Cybersécurité : plus de pouvoirs pour l'agence européenne?

Andrus Ansip, vice-président de la Commission européenne, a annoncé qu’un nouveau mandat pour l’Agence européenne chargée de la sécurité des réseaux et des systèmes d’information serait présenté en septembre, complété par une nouvelle stratégie pour la cybersécurité. 

Des pouvoirs aujourd’hui limités

L’agence dispose aujourd’hui d’un mandat juridique allant jusqu’en juin 2020. La directive sur la sécurité des réseaux (directive NIS de 2016) lui octroie un pouvoir de coordination des autorités nationales lorsqu’une crise de cybersécurité à l’échelle européenne intervient, comme par exemple récemment avec le virus WannaCry.

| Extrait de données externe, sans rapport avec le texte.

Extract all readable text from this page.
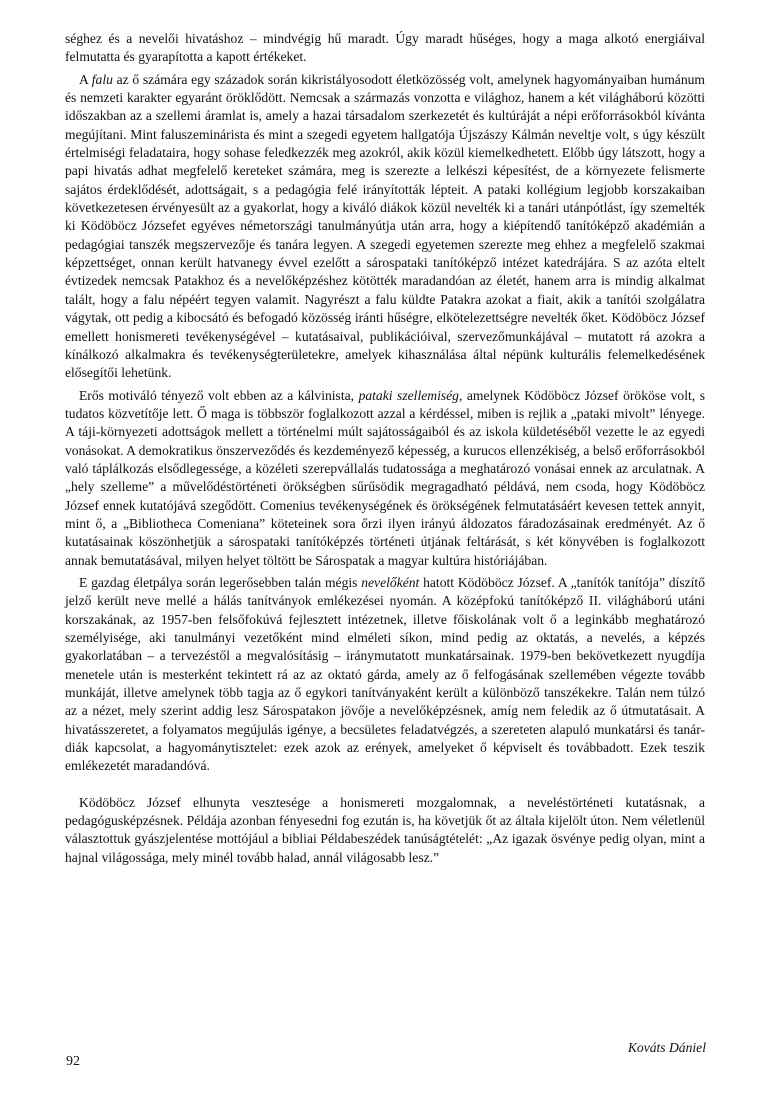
séghez és a nevelői hivatáshoz – mindvégig hű maradt. Úgy maradt hűséges, hogy a maga alkotó energiáival felmutatta és gyarapította a kapott értékeket.

A falu az ő számára egy századok során kikristályosodott életközösség volt, amelynek hagyományaiban humánum és nemzeti karakter egyaránt öröklődött. Nemcsak a származás vonzotta e világhoz, hanem a két világháború közötti időszakban az a szellemi áramlat is, amely a hazai társadalom szerkezetét és kultúráját a népi erőforrásokból kívánta megújítani. Mint faluszeminárista és mint a szegedi egyetem hallgatója Újszászy Kálmán neveltje volt, s úgy készült értelmiségi feladataira, hogy sohase feledkezzék meg azokról, akik közül kiemelkedhetett. Előbb úgy látszott, hogy a papi hivatás adhat megfelelő kereteket számára, meg is szerezte a lelkészi képesítést, de a környezete felismerte sajátos érdeklődését, adottságait, s a pedagógia felé irányították lépteit. A pataki kollégium legjobb korszakaiban következetesen érvényesült az a gyakorlat, hogy a kiváló diákok közül nevelték ki a tanári utánpótlást, így szemelték ki Ködöböcz Józsefet egyéves németországi tanulmányútja után arra, hogy a kiépítendő tanítóképző akadémián a pedagógiai tanszék megszervezője és tanára legyen. A szegedi egyetemen szerezte meg ehhez a megfelelő szakmai képzettséget, onnan került hatvanegy évvel ezelőtt a sárospataki tanítóképző intézet katedrájára. S az azóta eltelt évtizedek nemcsak Patakhoz és a nevelőképzéshez kötötték maradandóan az életét, hanem arra is mindig alkalmat talált, hogy a falu népéért tegyen valamit. Nagyrészt a falu küldte Patakra azokat a fiait, akik a tanítói szolgálatra vágytak, ott pedig a kibocsátó és befogadó közösség iránti hűségre, elkötelezettségre nevelték őket. Ködöböcz József emellett honismereti tevékenységével – kutatásaival, publikációival, szervezőmunkájával – mutatott rá azokra a kínálkozó alkalmakra és tevékenységterületekre, amelyek kihasználása által népünk kulturális felemelkedésének elősegítői lehetünk.

Erős motiváló tényező volt ebben az a kálvinista, pataki szellemiség, amelynek Ködöböcz József örököse volt, s tudatos közvetítője lett. Ő maga is többször foglalkozott azzal a kérdéssel, miben is rejlik a „pataki mivolt” lényege. A táji-környezeti adottságok mellett a történelmi múlt sajátosságaiból és az iskola küldetéséből vezette le az egyedi vonásokat. A demokratikus önszerveződés és kezdeményező képesség, a kurucos ellenzékiség, a belső erőforrásokból való táplálkozás elsődlegessége, a közéleti szerepvállalás tudatossága a meghatározó vonásai ennek az arculatnak. A „hely szelleme” a művelődéstörténeti örökségben sűrűsödik megragadható példává, nem csoda, hogy Ködöböcz József ennek kutatójává szegődött. Comenius tevékenységének és örökségének felmutatásáért kevesen tettek annyit, mint ő, a „Bibliotheca Comeniana” köteteinek sora őrzi ilyen irányú áldozatos fáradozásainak eredményét. Az ő kutatásainak köszönhetjük a sárospataki tanítóképzés történeti útjának feltárását, s két könyvében is foglalkozott annak bemutatásával, milyen helyet töltött be Sárospatak a magyar kultúra históriájában.

E gazdag életpálya során legerősebben talán mégis nevelőként hatott Ködöböcz József. A „tanítók tanítója” díszítő jelző került neve mellé a hálás tanítványok emlékezései nyomán. A középfokú tanítóképző II. világháború utáni korszakának, az 1957-ben felsőfokúvá fejlesztett intézetnek, illetve főiskolának volt ő a leginkább meghatározó személyisége, aki tanulmányi vezetőként mind elméleti síkon, mind pedig az oktatás, a nevelés, a képzés gyakorlatában – a tervezéstől a megvalósításig – iránymutatott munkatársainak. 1979-ben bekövetkezett nyugdíja menetele után is mesterként tekintett rá az az oktató gárda, amely az ő felfogásának szellemében végezte tovább munkáját, illetve amelynek több tagja az ő egykori tanítványaként került a különböző tanszékekre. Talán nem túlzó az a nézet, mely szerint addig lesz Sárospatakon jövője a nevelőképzésnek, amíg nem feledik az ő útmutatásait. A hivatásszeretet, a folyamatos megújulás igénye, a becsületes feladatvégzés, a szereteten alapuló munkatársi és tanár-diák kapcsolat, a hagyománytisztelet: ezek azok az erények, amelyeket ő képviselt és továbbadott. Ezek teszik emlékezetét maradandóvá.

Ködöböcz József elhunyta vesztesége a honismereti mozgalomnak, a neveléstörténeti kutatásnak, a pedagógusképzésnek. Példája azonban fényesedni fog ezután is, ha követjük őt az általa kijelölt úton. Nem véletlenül választottuk gyászjelentése mottójául a bibliai Példabeszédek tanúságtételét: „Az igazak ösvénye pedig olyan, mint a hajnal világossága, mely minél tovább halad, annál világosabb lesz.”

Kováts Dániel
92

Problème : il n’y a « toujours pas de procédure de réaction graduelle, de la détection à la réaction, et pas de pouvoir d’initiative ».

Or, la cybersécurité est une question très internationale. Internet n’a pas de frontière : les actes malveillants ne sont donc pas soumis à des limites géographiques. Les « pirates » passent d’ailleurs par les réseaux d’autres pays pour s’introduire frauduleusement dans des systèmes d’information.

Une coopération indispensable dans le cadre de la directive NIS

Pourtant, la directive NIS oblige les Etats membres à légiférer sur des points importants, qui nécessitent une meilleure coordination entre eux.

L’établissement d’un cadre européen de coopération volontaire en fait partie, avec la création d’un « groupe de coopération » sur les aspects politiques de la cybersécurité et d’un « réseau européen des CSIRT [équipes nationales de réponse aux incidents informatiques] » facilitant le partage d’informations techniques sur les risques et les vulnérabilités.

La directive prévoit également le renforcement de la cybersécurité d' »opérateurs de services essentiels » au fonctionnement de l’économie, lesquels offrent pour la plus part leurs services dans plusieurs Etats membres.

Aussi, le texte impose d’instaurer des règles européennes communes concernant la cybersécurité des prestataires de services numériques dans les secteurs du CloudComputing, des moteurs de recherche et des places de marché en ligne.

Les Etats membres doivent également se doter d’autorités nationales compétentes en matière de cybersécurité, d’équipes nationales de réponse aux incidents informatiques et de stratégies nationales de cybersécurité. La France peut dores-et-déjà compter sur l’Agence Nationale de Sécurité des Systèmes d’Information, le CERT-FR et la stratégie nationale pour la sécurité du numérique.

Un manque de moyens pour aller plus loin

L’ENISA avait également plaidé pour un certification « cybersécurité » des objets connectés. Ces derniers ayant accès à de nombreuses données, dont des données sensibles, leur sécurité est indispensable. Mais la directive NIS ne contient aucune disposition à ce sujet. L’agence européenne n’a d’ailleurs pas les moyens de faire plus : elle ne dispose que de 85 membres qui travaillent avec un budget qui est seulement de 12 millions d’euros.

La Commission européenne a refusé de lui octroyer 25 personnes et 5 millions d’euros en plus, ce qui aurait pourtant été nécessaire afin de gérer la coopération des Etats dans la transposition et l’application de la directive NIS.

Reste à savoir si la nouvelle stratégie présentée en Septembre donnera plus de moyens à l’ENISA pour assurer une meilleure coopération internationale.